Clint Eastwoods first film as an actor for a director other than himself since In the Line of Fire in 1993, Trouble with the Curve is a corny, conventional and quite enjoyable father-daughter reconciliation story set mostly in the minor league baseball world of the South.
Playing a sort of PG-13-rated version of his ornery coot in Gran Torino, Eastwood is vastly entertaining as an old-fashioned scout who disdains computers and fancy statistical charts in favor of his own time-tested instincts.
Making his directorial debut, Eastwoods longtime producer Rob Lorenz knows just how to pitch the story to take advantage of the humorous side of his stars obstinate crankiness, and Amy Adams makes a good match as the career-driven daughter with festering resentments.
As in Gran Torino four years ago, Eastwood does not hesitate to spotlight the debilitations of old age, in fact doing so right off the bat as his Gus Lobel patiently coaxes out a morning pee, struggles with vision problems and stumbles into a coffee table at his modest home.

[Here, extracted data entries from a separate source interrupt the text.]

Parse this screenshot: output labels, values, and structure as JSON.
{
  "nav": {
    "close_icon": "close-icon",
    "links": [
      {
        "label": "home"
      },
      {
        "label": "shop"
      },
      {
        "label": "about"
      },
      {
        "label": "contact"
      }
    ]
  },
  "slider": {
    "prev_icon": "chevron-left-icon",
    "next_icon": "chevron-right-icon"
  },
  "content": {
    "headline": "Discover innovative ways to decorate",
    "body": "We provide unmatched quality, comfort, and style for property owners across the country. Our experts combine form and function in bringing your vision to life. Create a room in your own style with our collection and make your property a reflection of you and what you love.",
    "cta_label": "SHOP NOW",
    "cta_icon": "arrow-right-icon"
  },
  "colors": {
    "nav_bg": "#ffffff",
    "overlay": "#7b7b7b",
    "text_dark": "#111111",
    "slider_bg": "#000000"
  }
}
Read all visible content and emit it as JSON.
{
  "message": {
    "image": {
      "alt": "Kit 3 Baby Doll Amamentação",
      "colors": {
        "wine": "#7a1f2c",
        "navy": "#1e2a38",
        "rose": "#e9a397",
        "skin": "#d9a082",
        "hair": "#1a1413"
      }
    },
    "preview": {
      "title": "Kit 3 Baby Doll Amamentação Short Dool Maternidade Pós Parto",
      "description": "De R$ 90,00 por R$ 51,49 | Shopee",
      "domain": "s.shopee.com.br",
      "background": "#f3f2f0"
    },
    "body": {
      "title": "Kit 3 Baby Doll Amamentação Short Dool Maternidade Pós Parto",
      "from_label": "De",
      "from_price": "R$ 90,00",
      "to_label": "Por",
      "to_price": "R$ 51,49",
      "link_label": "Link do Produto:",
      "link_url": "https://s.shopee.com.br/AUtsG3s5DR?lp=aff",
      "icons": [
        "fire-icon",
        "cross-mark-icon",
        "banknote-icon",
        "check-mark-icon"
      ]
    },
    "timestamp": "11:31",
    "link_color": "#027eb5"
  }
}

A legendary baseball scout responsible for discovering some major stars in his day, Gus is one of the last of the cigar-chompers, a guy who relies on what he sees, hears and intuits but, with just months left on his contract with the Atlanta Braves, may be ready for pasture. Anybody whos seen Moneyball will know which side of the table he sits on.
His only kid, conspicuously named Mickey (Amy Adams), is a high-powered young Atlanta lawyer on the verge of becoming a partner at her firm. Still stewing over having been palmed off on relatives when her mother died young so Gus could continue to troll the minors for talent, Mickey has commitment issues with men and the last thing this workaholic could imagine is accompanying her dad through Southern backwaters on what could be his final swing. But her old mans pal (John Goodman) talks her into it, suggesting that it could be a last chance to patch things up.
First-time screenwriter Randy Brown puts his players on base and then comes through with what feels like a solid hit through the infield that scores a couple of runs. When Mickey joins her dad in North Carolina, their nearly every exchange almost immediately turns into an argument that ends with her stomping out and him telling her to go home.
But good sense and some interesting developments keep her around: A former recruit of Guss, Johnny Flanagan (Justin Timberlake), who made it to the bigs, then threw his arm out and is now a Red Sox scout, starts hound-dogging Mickey. She has great baseball sense herself and, alongside Gus, evaluates the seasons top prospect, Bo Gentry (Joe Massingill), a beefy slugger who hits it out nearly every time he comes up to the plate.
In a modest, appealing way, Trouble With the Curve is another last-stand-of-the-old-timers movie, which might include Gran Torino, Space Cowboys and In the Line of Fire, with Eastwood as actor and sometimes director, in which experience, intuition and character get to carry the day against technology, numbers and other newfangled developments.